To add a computed column with proper field descriptions, use entry.add_columns(). This ensures that the field metadata (such as units) is tracked correctly.

import pandas as pd
import astropy.units as u

df = pd.DataFrame()
df['P/A'] = entry.df['E'] * entry.df['j']

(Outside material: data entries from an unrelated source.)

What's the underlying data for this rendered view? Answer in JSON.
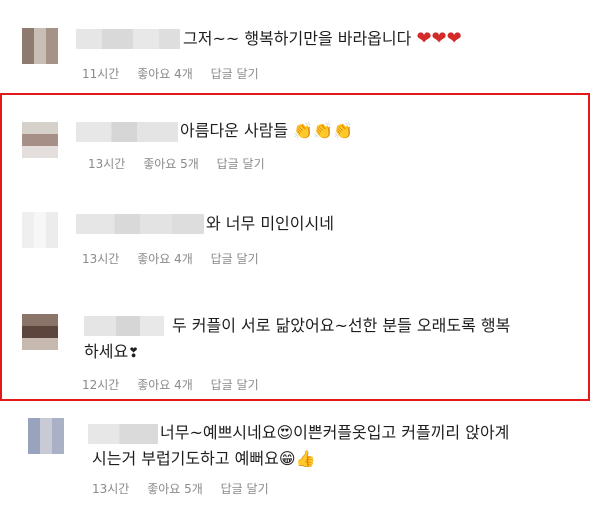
{
  "comments": [
    {
      "text": "그저~~ 행복하기만을 바라옵니다",
      "emoji": "❤❤❤",
      "time": "11시간",
      "likes": "좋아요 4개",
      "reply": "답글 달기"
    },
    {
      "text": "아름다운 사람들",
      "emoji": "👏👏👏",
      "time": "13시간",
      "likes": "좋아요 5개",
      "reply": "답글 달기"
    },
    {
      "text": "와 너무 미인이시네",
      "emoji": "",
      "time": "13시간",
      "likes": "좋아요 4개",
      "reply": "답글 달기"
    },
    {
      "text_line1": "두 커플이 서로 닮았어요~선한 분들 오래도록 행복",
      "text_line2": "하세요",
      "emoji": "❣",
      "time": "12시간",
      "likes": "좋아요 4개",
      "reply": "답글 달기"
    },
    {
      "text_line1": "너무~예쁘시네요",
      "emoji1": "😍",
      "text_line1b": "이쁜커플옷입고 커플끼리 앉아계",
      "text_line2": "시는거 부럽기도하고 예뻐요",
      "emoji2": "😁👍",
      "time": "13시간",
      "likes": "좋아요 5개",
      "reply": "답글 달기"
    }
  ],
  "colors": {
    "highlight_border": "#e41818",
    "meta_text": "#8a8a8a",
    "heart": "#d42a2a"
  }
}
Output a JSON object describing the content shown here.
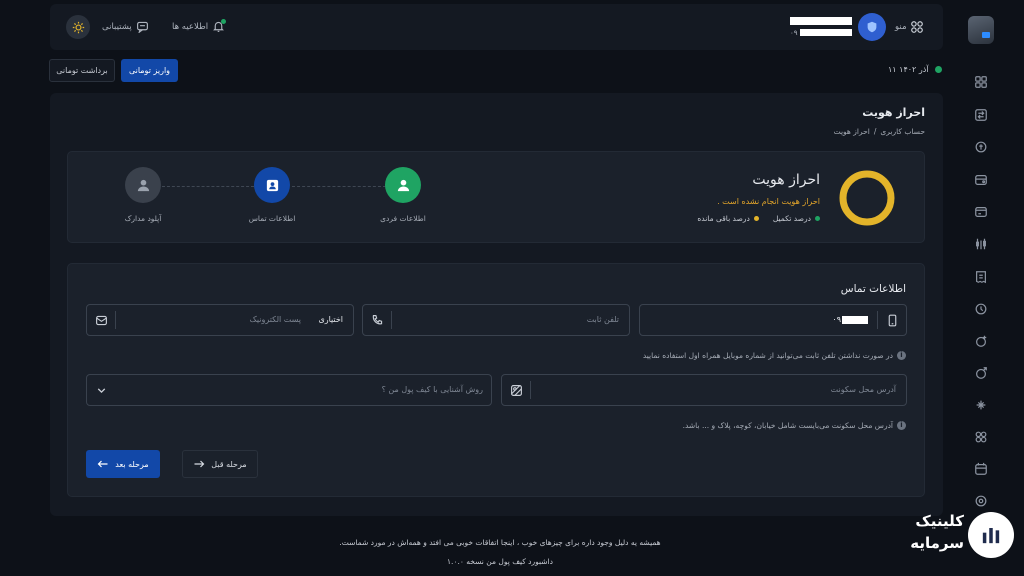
{
  "header": {
    "menu_label": "منو",
    "phone_masked": "۰۹",
    "notifications_label": "اطلاعیه ها",
    "support_label": "پشتیبانی"
  },
  "date_label": "۱۱ آذر ۱۴۰۲",
  "buttons": {
    "deposit": "واریز تومانی",
    "withdraw": "برداشت تومانی",
    "next": "مرحله بعد",
    "prev": "مرحله قبل"
  },
  "page": {
    "title": "احراز هویت",
    "breadcrumb": [
      "حساب کاربری",
      "احراز هویت"
    ],
    "breadcrumb_sep": "/"
  },
  "status": {
    "title": "احراز هویت",
    "message": "احراز هویت انجام نشده است .",
    "legend_complete": "درصد تکمیل",
    "legend_remaining": "درصد باقی مانده",
    "progress_complete": 0
  },
  "steps": [
    {
      "label": "اطلاعات فردی",
      "state": "done",
      "color": "#1fa463"
    },
    {
      "label": "اطلاعات تماس",
      "state": "current",
      "color": "#1248a8"
    },
    {
      "label": "آپلود مدارک",
      "state": "pending",
      "color": "#3a414c"
    }
  ],
  "contact": {
    "title": "اطلاعات تماس",
    "mobile_value": "۰۹",
    "landline_placeholder": "تلفن ثابت",
    "email_placeholder": "پست الکترونیک",
    "email_optional": "اختیاری",
    "landline_note": "در صورت نداشتن تلفن ثابت می‌توانید از شماره موبایل همراه اول استفاده نمایید",
    "address_placeholder": "آدرس محل سکونت",
    "acquaintance_placeholder": "روش آشنایی با کیف پول من ؟",
    "address_note": "آدرس محل سکونت می‌بایست شامل خیابان، کوچه، پلاک و ... باشد."
  },
  "footer": {
    "line1": "همیشه یه دلیل وجود داره برای چیزهای خوب ، اینجا اتفاقات خوبی می افتد و همه‌اش در مورد شماست.",
    "line2": "داشبورد کیف پول من نسخه ۱.۰.۰"
  },
  "watermark": {
    "line1": "کلینیک",
    "line2": "سرمایه"
  },
  "colors": {
    "accent_blue": "#1248a8",
    "progress_yellow": "#e3b42a",
    "status_green": "#1fa463",
    "warning_text": "#e3a52a"
  }
}
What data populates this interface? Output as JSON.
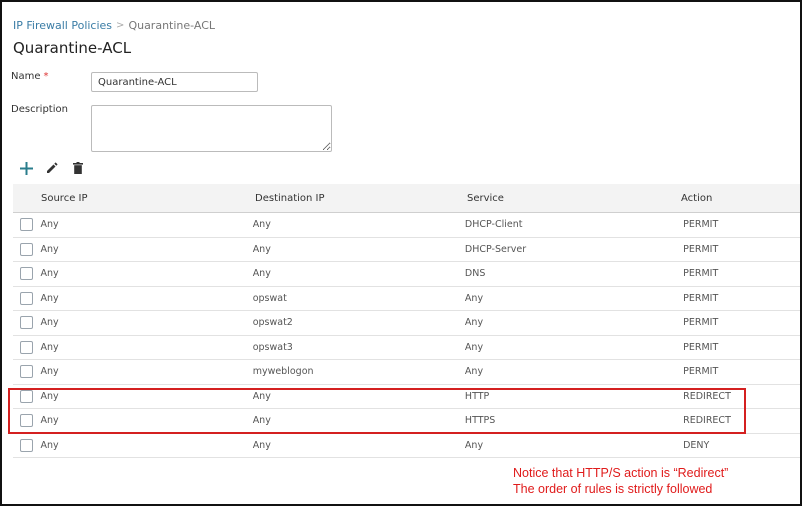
{
  "breadcrumb": {
    "parent": "IP Firewall Policies",
    "separator": ">",
    "current": "Quarantine-ACL"
  },
  "page_title": "Quarantine-ACL",
  "form": {
    "name_label": "Name",
    "name_required": "*",
    "name_value": "Quarantine-ACL",
    "description_label": "Description",
    "description_value": ""
  },
  "toolbar": {
    "add_icon": "plus-icon",
    "edit_icon": "pencil-icon",
    "delete_icon": "trash-icon"
  },
  "table": {
    "headers": {
      "source": "Source IP",
      "destination": "Destination IP",
      "service": "Service",
      "action": "Action"
    },
    "rows": [
      {
        "source": "Any",
        "destination": "Any",
        "service": "DHCP-Client",
        "action": "PERMIT"
      },
      {
        "source": "Any",
        "destination": "Any",
        "service": "DHCP-Server",
        "action": "PERMIT"
      },
      {
        "source": "Any",
        "destination": "Any",
        "service": "DNS",
        "action": "PERMIT"
      },
      {
        "source": "Any",
        "destination": "opswat",
        "service": "Any",
        "action": "PERMIT"
      },
      {
        "source": "Any",
        "destination": "opswat2",
        "service": "Any",
        "action": "PERMIT"
      },
      {
        "source": "Any",
        "destination": "opswat3",
        "service": "Any",
        "action": "PERMIT"
      },
      {
        "source": "Any",
        "destination": "myweblogon",
        "service": "Any",
        "action": "PERMIT"
      },
      {
        "source": "Any",
        "destination": "Any",
        "service": "HTTP",
        "action": "REDIRECT"
      },
      {
        "source": "Any",
        "destination": "Any",
        "service": "HTTPS",
        "action": "REDIRECT"
      },
      {
        "source": "Any",
        "destination": "Any",
        "service": "Any",
        "action": "DENY"
      }
    ]
  },
  "annotation": {
    "line1": "Notice that HTTP/S action is “Redirect”",
    "line2": "The order of rules is strictly followed"
  },
  "colors": {
    "link": "#3a7ca5",
    "accent_teal": "#2a7d8c",
    "annotation_red": "#e01b1b"
  }
}
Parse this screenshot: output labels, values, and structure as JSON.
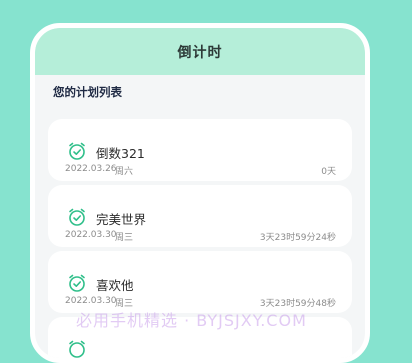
{
  "header": {
    "title": "倒计时"
  },
  "section": {
    "title": "您的计划列表"
  },
  "plans": [
    {
      "name": "倒数321",
      "date": "2022.03.26",
      "weekday": "周六",
      "remaining": "0天"
    },
    {
      "name": "完美世界",
      "date": "2022.03.30",
      "weekday": "周三",
      "remaining": "3天23时59分24秒"
    },
    {
      "name": "喜欢他",
      "date": "2022.03.30",
      "weekday": "周三",
      "remaining": "3天23时59分48秒"
    }
  ],
  "watermark": {
    "text": "必用手机精选 · BYJSJXY.COM"
  },
  "colors": {
    "background": "#86e3cf",
    "header": "#b5eed9",
    "icon": "#2fbf8a"
  }
}
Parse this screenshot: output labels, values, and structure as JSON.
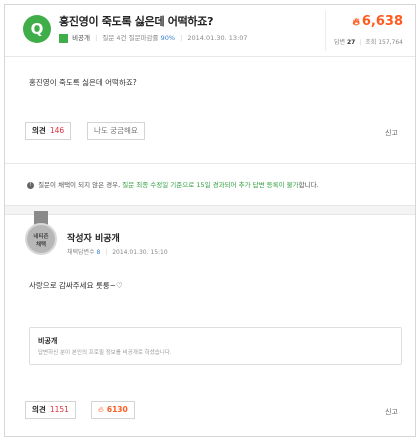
{
  "question": {
    "icon_letter": "Q",
    "title": "홍진영이 죽도록 싫은데 어떡하죠?",
    "author": "비공개",
    "stats_label": "질문 4건 질문마감률",
    "close_rate": "90%",
    "date": "2014.01.30. 13:07",
    "point": "6,638",
    "answers_label": "답변",
    "answers_count": "27",
    "views_label": "조회",
    "views_count": "157,764",
    "body": "홍진영이 죽도록 싫은데 어떡하죠?",
    "opinion_label": "의견",
    "opinion_count": "146",
    "also_curious": "나도 궁금해요",
    "report": "신고"
  },
  "notice": {
    "prefix": "질문이 채택이 되지 않은 경우,",
    "highlight": "질문 최종 수정일 기준으로 15일 경과되어 추가 답변 등록이 불가",
    "suffix": "합니다."
  },
  "answer": {
    "medal_line1": "네티즌",
    "medal_line2": "채택",
    "author": "작성자 비공개",
    "adopt_label": "채택답변수",
    "adopt_count": "8",
    "date": "2014.01.30. 15:10",
    "body": "사랑으로 감싸주세요 룻룽~♡",
    "private_title": "비공개",
    "private_desc": "답변하신 분이 본인의 프로필 정보를 비공개로 하셨습니다.",
    "opinion_label": "의견",
    "opinion_count": "1151",
    "point": "6130",
    "report": "신고"
  },
  "colors": {
    "green": "#3fae49",
    "point_orange": "#ff5a1f",
    "opinion_red": "#e0303d",
    "link_blue": "#3a7fd0"
  },
  "icons": {
    "q_badge": "q-badge-icon",
    "fire": "fire-icon",
    "info": "info-icon",
    "medal": "medal-icon"
  }
}
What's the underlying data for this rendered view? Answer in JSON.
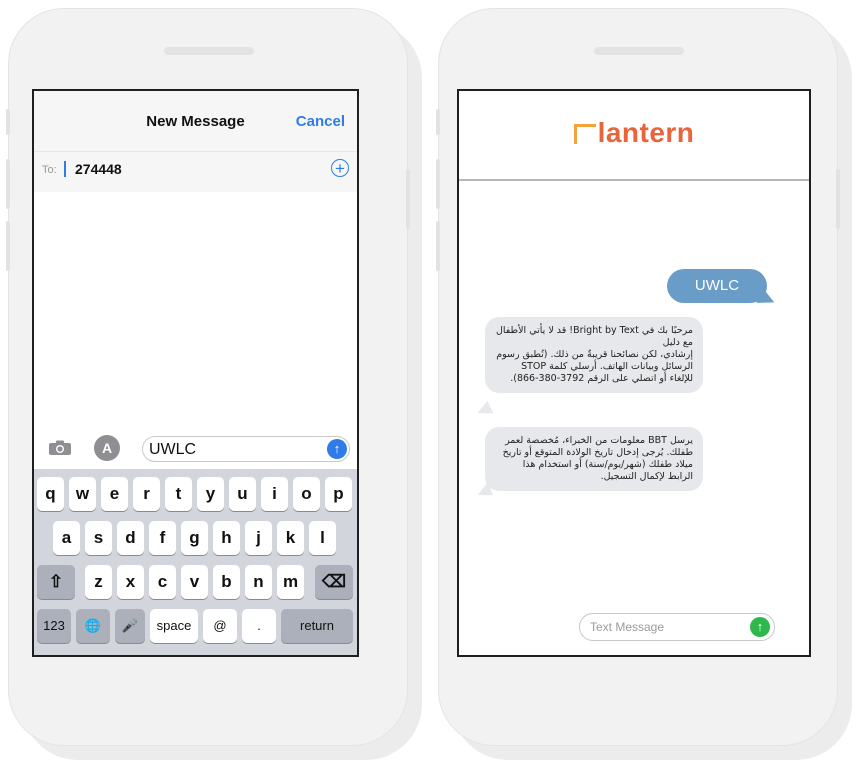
{
  "left_phone": {
    "nav": {
      "title": "New Message",
      "cancel": "Cancel"
    },
    "to": {
      "label": "To:",
      "value": "274448",
      "add": "+"
    },
    "input": {
      "value": "UWLC",
      "send": "↑",
      "store_glyph": "A"
    },
    "keyboard": {
      "row1": [
        "q",
        "w",
        "e",
        "r",
        "t",
        "y",
        "u",
        "i",
        "o",
        "p"
      ],
      "row2": [
        "a",
        "s",
        "d",
        "f",
        "g",
        "h",
        "j",
        "k",
        "l"
      ],
      "row3": [
        "z",
        "x",
        "c",
        "v",
        "b",
        "n",
        "m"
      ],
      "shift": "⇧",
      "delete": "⌫",
      "numbers": "123",
      "globe": "🌐",
      "mic": "🎤",
      "space": "space",
      "at": "@",
      "dot": ".",
      "return": "return"
    }
  },
  "right_phone": {
    "logo_text": "lantern",
    "sent_message": "UWLC",
    "received": [
      {
        "lines": [
          "مرحبًا بك في Bright by Text! قد لا يأتي الأطفال مع دليل",
          "إرشادي، لكن نصائحنا قريبةٌ من ذلك. (تُطبق رسوم الرسائل وبيانات الهاتف. أرسلي كلمة STOP للإلغاء أو اتصلي على الرقم 3792-380-866)."
        ]
      },
      {
        "lines": [
          "يرسل BBT معلومات من الخبراء، مُخصصة لعمر طفلك. يُرجى إدخال تاريخ الولادة المتوقع أو تاريخ ميلاد طفلك (شهر/يوم/سنة) أو استخدام هذا الرابط لإكمال التسجيل."
        ]
      }
    ],
    "composer": {
      "placeholder": "Text Message",
      "send": "↑"
    }
  },
  "colors": {
    "ios_blue": "#2f7ce8",
    "sent_bubble": "#6a9cc8",
    "received_bubble": "#e6e8eb",
    "logo_orange": "#e8643a",
    "send_green": "#2eb84c"
  }
}
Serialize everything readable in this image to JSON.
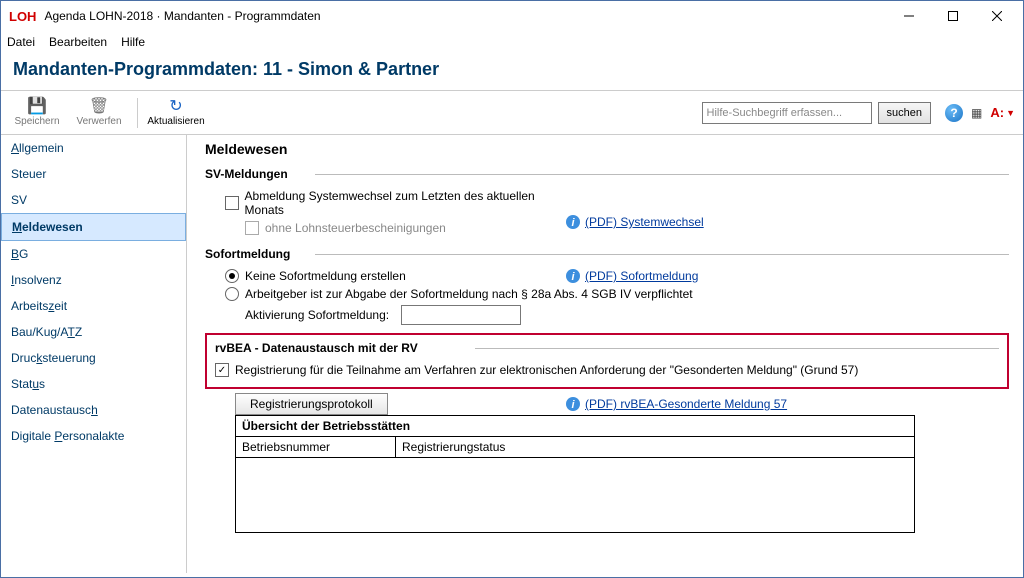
{
  "titlebar": {
    "brand": "LOH",
    "text": "Agenda LOHN-2018 · Mandanten - Programmdaten"
  },
  "menu": {
    "file": "Datei",
    "edit": "Bearbeiten",
    "help": "Hilfe"
  },
  "page_header": "Mandanten-Programmdaten: 11 - Simon & Partner",
  "toolbar": {
    "save": "Speichern",
    "discard": "Verwerfen",
    "refresh": "Aktualisieren",
    "search_placeholder": "Hilfe-Suchbegriff erfassen...",
    "search_btn": "suchen"
  },
  "sidebar": {
    "items": [
      {
        "label": "Allgemein",
        "ul": "A"
      },
      {
        "label": "Steuer",
        "ul": ""
      },
      {
        "label": "SV",
        "ul": ""
      },
      {
        "label": "Meldewesen",
        "ul": "M",
        "active": true
      },
      {
        "label": "BG",
        "ul": "B"
      },
      {
        "label": "Insolvenz",
        "ul": "I"
      },
      {
        "label": "Arbeitszeit",
        "ul": ""
      },
      {
        "label": "Bau/Kug/ATZ",
        "ul": ""
      },
      {
        "label": "Drucksteuerung",
        "ul": ""
      },
      {
        "label": "Status",
        "ul": ""
      },
      {
        "label": "Datenaustausch",
        "ul": ""
      },
      {
        "label": "Digitale Personalakte",
        "ul": "P"
      }
    ]
  },
  "content": {
    "heading": "Meldewesen",
    "sv": {
      "title": "SV-Meldungen",
      "chk_abmeldung": "Abmeldung Systemwechsel zum Letzten des aktuellen Monats",
      "chk_ohne": "ohne Lohnsteuerbescheinigungen",
      "link_pdf": "(PDF) Systemwechsel"
    },
    "sofort": {
      "title": "Sofortmeldung",
      "radio_none": "Keine Sofortmeldung erstellen",
      "radio_employer": "Arbeitgeber ist zur Abgabe der Sofortmeldung nach § 28a Abs. 4 SGB IV verpflichtet",
      "activation_label": "Aktivierung Sofortmeldung:",
      "link_pdf": "(PDF) Sofortmeldung"
    },
    "rvbea": {
      "title": "rvBEA - Datenaustausch mit der RV",
      "chk_reg": "Registrierung für die Teilnahme am Verfahren zur elektronischen Anforderung der \"Gesonderten Meldung\" (Grund 57)",
      "btn_protocol": "Registrierungsprotokoll",
      "link_pdf": "(PDF) rvBEA-Gesonderte Meldung 57"
    },
    "overview": {
      "title": "Übersicht der Betriebsstätten",
      "col1": "Betriebsnummer",
      "col2": "Registrierungstatus"
    }
  }
}
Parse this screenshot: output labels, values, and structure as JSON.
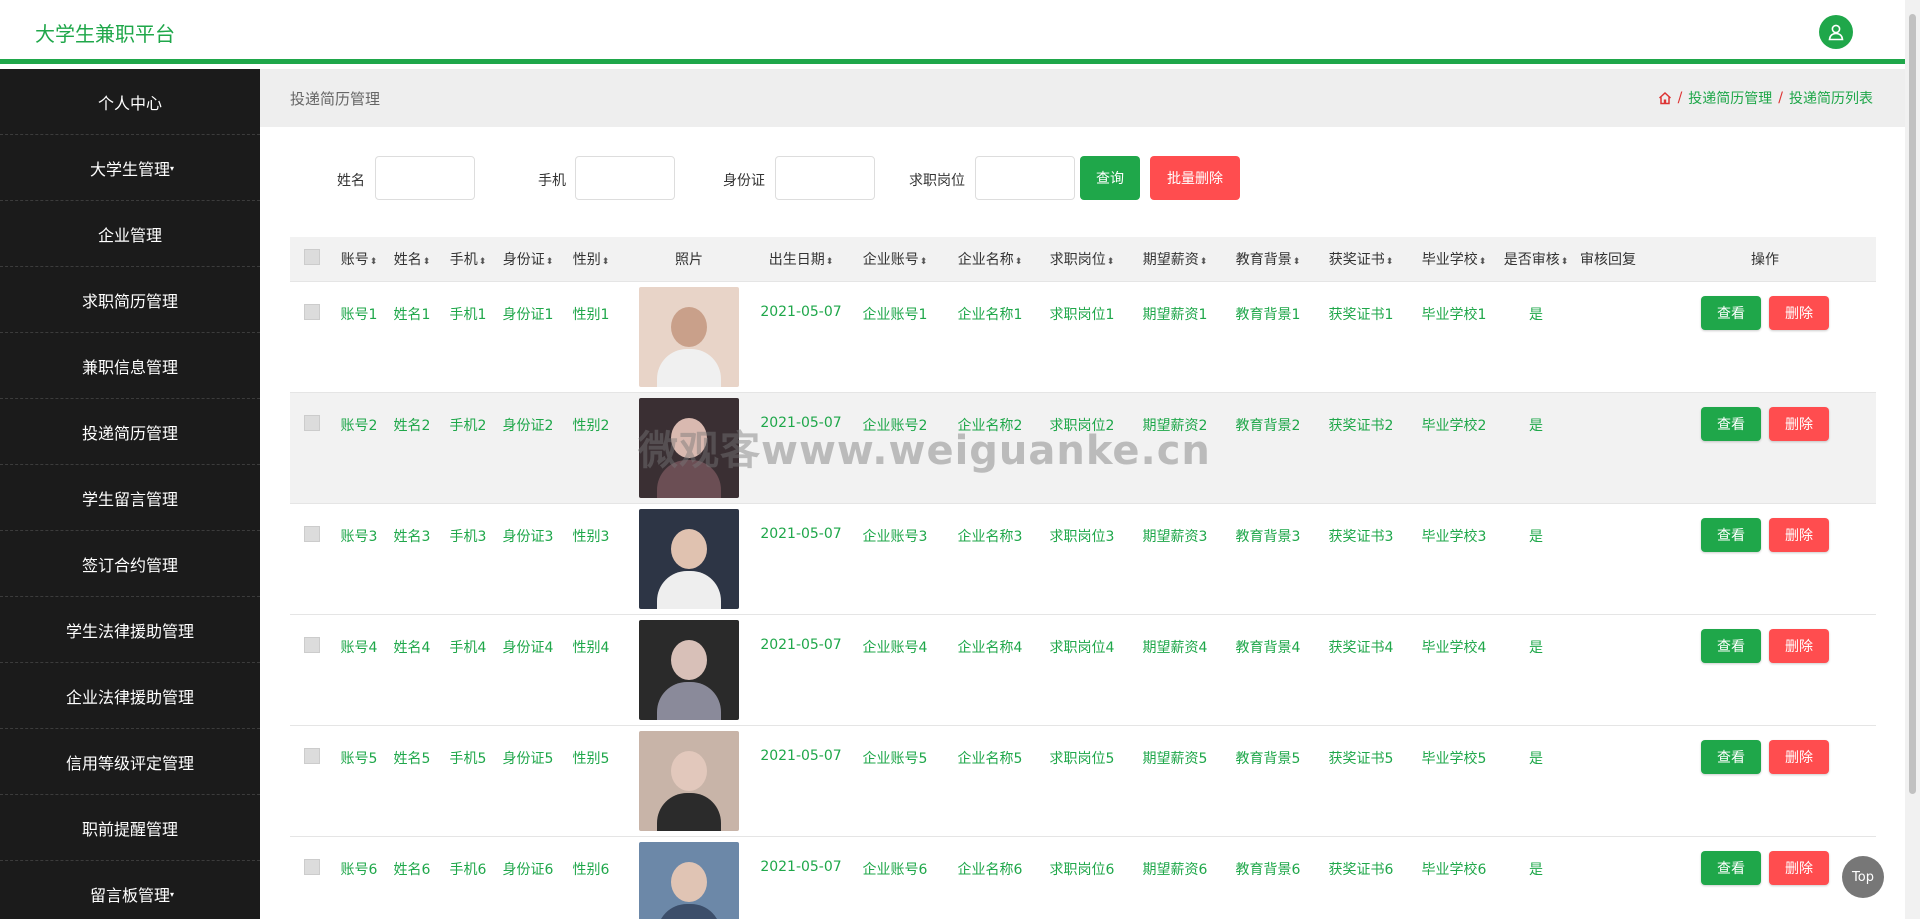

new_field_unit = u.Unit(entry.field_unit('E')) * u.Unit(entry.field_unit('j'))
new_entry = entry.add_columns(df['P/A'], new_fields=[{'name':'P/A', 'unit': new_field_unit}])
new_entry.df.head()
t E j P/A
0 0.00 -0.198005 0.036712 -0.007269
1 0.02 -0.197005 0.045084 -0.008882
2 0.04 -0.196005 0.050082 -0.009816
3 0.06 -0.195005 0.054618 -0.010651
4 0.08 -0.194005 0.058966 -0.011440

The new field is now included in the field descriptions.

new_entry.fields
[{'name': 't', 'type': 'number', 'unit': 's'},
 {'name': 'E', 'type': 'number', 'unit': 'V', 'reference': 'RHE'},
 {'name': 'j', 'type': 'number', 'unit': 'A / m2'},
 {'name': 'P/A', 'type': 'string', 'unit': Unit("A V / m2")}]

Columns can also be removed with entry.remove_column().

reduced_entry = new_entry.remove_column('P/A')
reduced_entry.fields
[{'name': 't', 'type': 'number', 'unit': 's'},
 {'name': 'E', 'type': 'number', 'unit': 'V', 'reference': 'RHE'},
 {'name': 'j', 'type': 'number', 'unit': 'A / m2'}]
reduced_entry.df.head()
t E j
0 0.00 -0.198005 0.036712
1 0.02 -0.197005 0.045084
2 0.04 -0.196005 0.050082
3 0.06 -0.195005 0.054618
4 0.08 -0.194005 0.058966

Column information

The units of a specific field can be retrieved.

rescaled_entry.field_unit('E')
'mV'

Plotting

The data can be visualized in a plotly figure. Without providing the dimensions of the x any y labels specifically the first two columns are plotted against each other or you can specify the dimensions.

entry.plot()

The dimensions of the axis can be specified explicitly.

entry.plot(x_label='t', y_label='j')

A plot with rescaled axis is obtained by rescaling the entry first.

entry.rescale({'E':'mV', 'j':'uA / cm2'}).plot(x_label='t', y_label='j')

We can also use the matplotlib interface.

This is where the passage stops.